You can create a trigger for a workflow using Terraform. For details, see Trigger a workflow using Eventarc and Terraform.

List a trigger

You can confirm the creation of a trigger by listing Eventarc triggers using the Google Cloud CLI or through the Google Cloud console.

Console

  1. In the Google Cloud console, go to the Eventarc Triggers page.

    Go to Triggers

    This page lists your triggers in all locations, and includes details such as names, regions, event providers, destinations, and more.

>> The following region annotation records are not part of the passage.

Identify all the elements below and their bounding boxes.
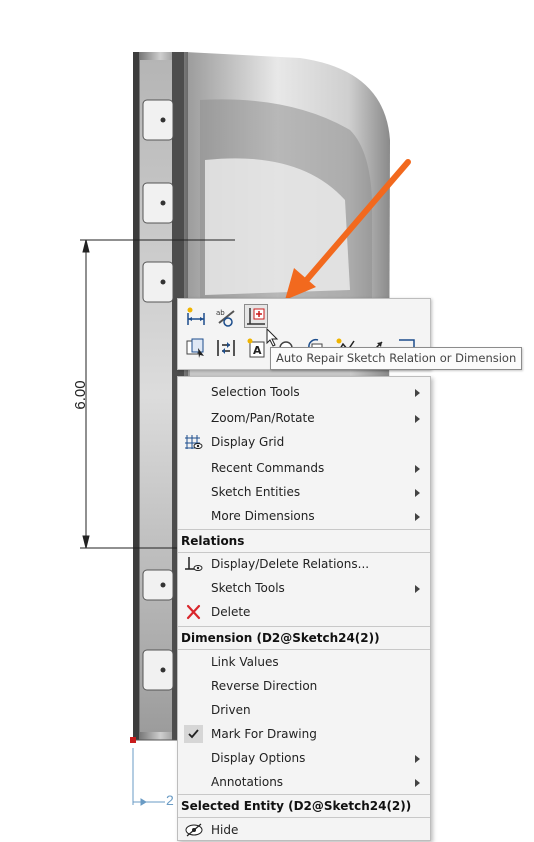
bottom-dimension[interactable] (132, 748, 165, 806)
menu-item-mark-for-drawing[interactable]: Mark For Drawing (178, 722, 430, 746)
menu-item-annotations[interactable]: Annotations (178, 770, 430, 794)
menu-item-zoom-pan-rotate[interactable]: Zoom/Pan/Rotate (178, 406, 430, 430)
select-other-icon[interactable] (184, 336, 208, 360)
menu-item-display-options[interactable]: Display Options (178, 746, 430, 770)
note-icon[interactable]: A (244, 336, 268, 360)
menu-item-sketch-entities[interactable]: Sketch Entities (178, 480, 430, 504)
flip-dimension-icon[interactable] (214, 336, 238, 360)
menu-item-display-grid[interactable]: Display Grid (178, 430, 430, 454)
svg-text:ab: ab (216, 309, 225, 317)
submenu-arrow-icon (415, 585, 420, 593)
relations-icon (184, 555, 204, 573)
grid-icon (184, 433, 204, 451)
tooltip: Auto Repair Sketch Relation or Dimension (270, 347, 523, 370)
menu-item-sketch-tools[interactable]: Sketch Tools (178, 576, 430, 600)
submenu-arrow-icon (415, 513, 420, 521)
smart-dimension-icon[interactable] (184, 305, 208, 329)
section-header-selected-entity: Selected Entity (D2@Sketch24(2)) (178, 794, 430, 818)
section-header-relations: Relations (178, 529, 430, 553)
menu-item-selection-tools[interactable]: Selection Tools (178, 380, 430, 404)
submenu-arrow-icon (415, 779, 420, 787)
dimension-value[interactable]: 6.00 (72, 380, 89, 409)
menu-item-display-delete-relations[interactable]: Display/Delete Relations... (178, 552, 430, 576)
menu-item-link-values[interactable]: Link Values (178, 650, 430, 674)
menu-item-recent-commands[interactable]: Recent Commands (178, 456, 430, 480)
dimxpert-icon[interactable]: ab (214, 305, 238, 329)
submenu-arrow-icon (415, 489, 420, 497)
submenu-arrow-icon (415, 465, 420, 473)
auto-repair-icon[interactable] (244, 304, 268, 328)
bottom-dimension-value[interactable]: 2 (166, 792, 174, 808)
delete-x-icon (184, 603, 204, 621)
submenu-arrow-icon (415, 755, 420, 763)
submenu-arrow-icon (415, 415, 420, 423)
context-menu: Selection Tools Zoom/Pan/Rotate Display … (177, 376, 431, 841)
section-header-dimension: Dimension (D2@Sketch24(2)) (178, 626, 430, 650)
svg-text:A: A (253, 344, 262, 357)
submenu-arrow-icon (415, 389, 420, 397)
check-icon (184, 725, 203, 743)
menu-item-reverse-direction[interactable]: Reverse Direction (178, 674, 430, 698)
menu-item-driven[interactable]: Driven (178, 698, 430, 722)
mouse-cursor-icon (266, 328, 279, 347)
menu-item-hide[interactable]: Hide (178, 818, 430, 842)
menu-item-more-dimensions[interactable]: More Dimensions (178, 504, 430, 528)
menu-item-delete[interactable]: Delete (178, 600, 430, 624)
hide-eye-icon (184, 821, 204, 839)
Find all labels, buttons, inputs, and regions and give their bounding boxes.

  2. To filter your triggers:

    1. Click Filter or the Filter triggers field.
    2. In the Properties list, select an option to filter the triggers by.

    You can select a single property or use the logical operator OR to add more properties.

  3. To sort your triggers, beside any supported column heading, click Sort.

gcloud

Run the following command to list your triggers:

gcloud eventarc triggers list --location=-

This command lists your triggers in all locations, and includes details such as names, types, destinations, and statuses.